# Vehicle leasing



## readysnowplow (Jun 3, 2009)

I want to lease my vehicle in the off season (now) but I'd like to have a company do it and just pay a fee. Is anyone familiar or have any suggestions?


----------



## iceyman (Mar 1, 2007)

wat kind of vehicle?


----------



## readysnowplow (Jun 3, 2009)

F-250 sd 2005


----------



## grandview (Oct 9, 2005)

I'll lease it. Then pound the snot out of it then run it though the car wash and it will look like new.


----------



## readysnowplow (Jun 3, 2009)

Thanks for the "serious" response about a leasing company.


----------



## grandview (Oct 9, 2005)

readysnowplow;1038682 said:


> Thanks for the "serious" response about a leasing company.


We are. Do you really think they will take care of it?


----------



## swtiih (Nov 30, 2008)

grandview may be joking,but I can't see someone leasing/renting your truck and taking very good care of it.


----------



## Pristine PM ltd (Oct 15, 2005)

I agree, it isn't worth the risk.


----------



## Milwaukee (Dec 28, 2007)

grandview;1038679 said:


> I'll lease it. Then pound the snot out of it then run it though the car wash and it will look like new.

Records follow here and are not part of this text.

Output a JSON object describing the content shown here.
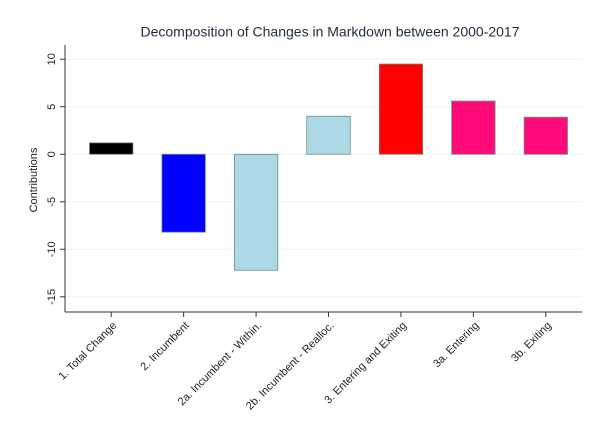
{
  "chart_data": {
    "type": "bar",
    "title": "Decomposition of Changes in Markdown between 2000-2017",
    "y_label": "Contributions",
    "categories": [
      "1. Total Change",
      "2. Incumbent",
      "2a. Incumbent - Within.",
      "2b. Incumbent - Realloc.",
      "3. Entering and Exiting",
      "3a. Entering",
      "3b. Exiting"
    ],
    "values": [
      1.2,
      -8.2,
      -12.2,
      4.0,
      9.5,
      5.6,
      3.9
    ],
    "colors": [
      "#000000",
      "#0000ff",
      "#add8e6",
      "#add8e6",
      "#ff0000",
      "#ff0a78",
      "#ff0a78"
    ],
    "ylim": [
      -16.6,
      11.5
    ],
    "yticks": [
      -15,
      -10,
      -5,
      0,
      5,
      10
    ],
    "grid": true
  }
}
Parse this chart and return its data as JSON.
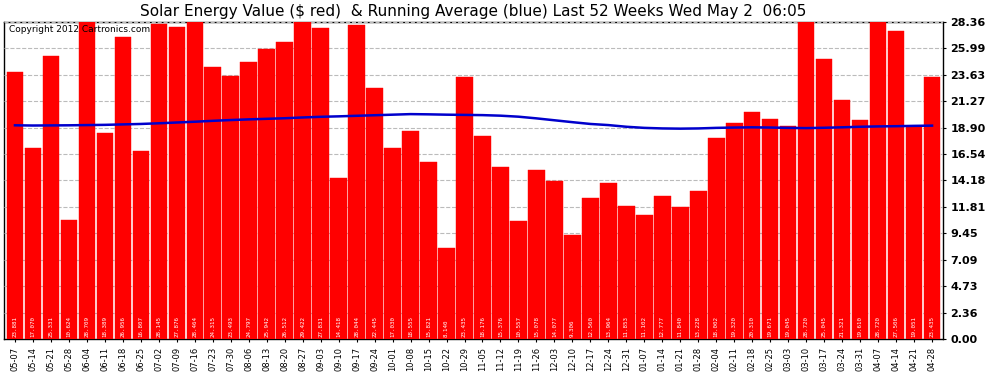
{
  "title": "Solar Energy Value ($ red)  & Running Average (blue) Last 52 Weeks Wed May 2  06:05",
  "copyright": "Copyright 2012 Cartronics.com",
  "bar_color": "#FF0000",
  "avg_line_color": "#0000CC",
  "background_color": "#FFFFFF",
  "grid_color": "#BBBBBB",
  "ylim": [
    0,
    28.36
  ],
  "yticks": [
    0.0,
    2.36,
    4.73,
    7.09,
    9.45,
    11.81,
    14.18,
    16.54,
    18.9,
    21.27,
    23.63,
    25.99,
    28.36
  ],
  "labels": [
    "05-07",
    "05-14",
    "05-21",
    "05-28",
    "06-04",
    "06-11",
    "06-18",
    "06-25",
    "07-02",
    "07-09",
    "07-16",
    "07-23",
    "07-30",
    "08-06",
    "08-13",
    "08-20",
    "08-27",
    "09-03",
    "09-10",
    "09-17",
    "09-24",
    "10-01",
    "10-08",
    "10-15",
    "10-22",
    "10-29",
    "11-05",
    "11-12",
    "11-19",
    "11-26",
    "12-03",
    "12-10",
    "12-17",
    "12-24",
    "12-31",
    "01-07",
    "01-14",
    "01-21",
    "01-28",
    "02-04",
    "02-11",
    "02-18",
    "02-25",
    "03-03",
    "03-10",
    "03-17",
    "03-24",
    "03-31",
    "04-07",
    "04-14",
    "04-21",
    "04-28"
  ],
  "bar_values": [
    23.881,
    17.07,
    25.331,
    10.624,
    28.709,
    18.389,
    26.956,
    16.807,
    28.145,
    27.876,
    28.464,
    24.315,
    23.493,
    24.797,
    25.942,
    26.512,
    29.422,
    27.831,
    14.418,
    28.044,
    22.445,
    17.03,
    18.555,
    15.821,
    8.14,
    23.435,
    18.176,
    15.376,
    10.557,
    15.078,
    14.077,
    9.306,
    12.56,
    13.964,
    11.853,
    11.102,
    12.777,
    11.84,
    13.228,
    18.002,
    19.32,
    20.31,
    19.671,
    19.045,
    28.72,
    25.045,
    21.321,
    19.61,
    28.72,
    27.506,
    19.051,
    23.435
  ],
  "avg_values": [
    19.1,
    19.08,
    19.09,
    19.1,
    19.12,
    19.14,
    19.18,
    19.22,
    19.28,
    19.35,
    19.42,
    19.5,
    19.57,
    19.63,
    19.68,
    19.73,
    19.8,
    19.86,
    19.9,
    19.95,
    20.0,
    20.05,
    20.1,
    20.08,
    20.05,
    20.03,
    20.01,
    19.96,
    19.87,
    19.72,
    19.55,
    19.38,
    19.22,
    19.12,
    18.97,
    18.87,
    18.82,
    18.8,
    18.82,
    18.87,
    18.9,
    18.92,
    18.9,
    18.87,
    18.85,
    18.88,
    18.92,
    18.97,
    19.0,
    19.02,
    19.05,
    19.07
  ]
}
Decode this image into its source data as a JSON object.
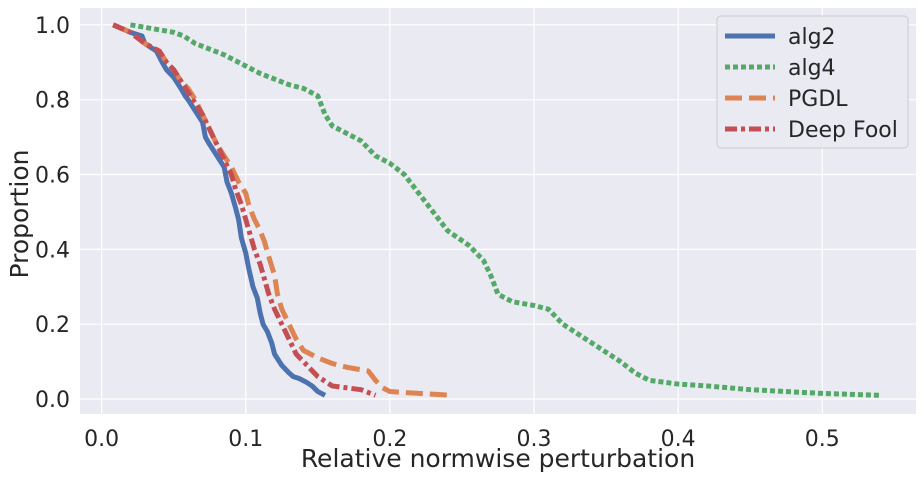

Yeah that what most people do.

Or they were cheapskate and change oil once a year.


----------



## wizardsr (Aug 8, 2006)

Add to this the fact that most people that are going to pay to lease a vehicle will want new, not a 5 year old truck that may experience mechanical issues...


----------



## snowguys (Jul 26, 2006)

how much you looking to get?


----------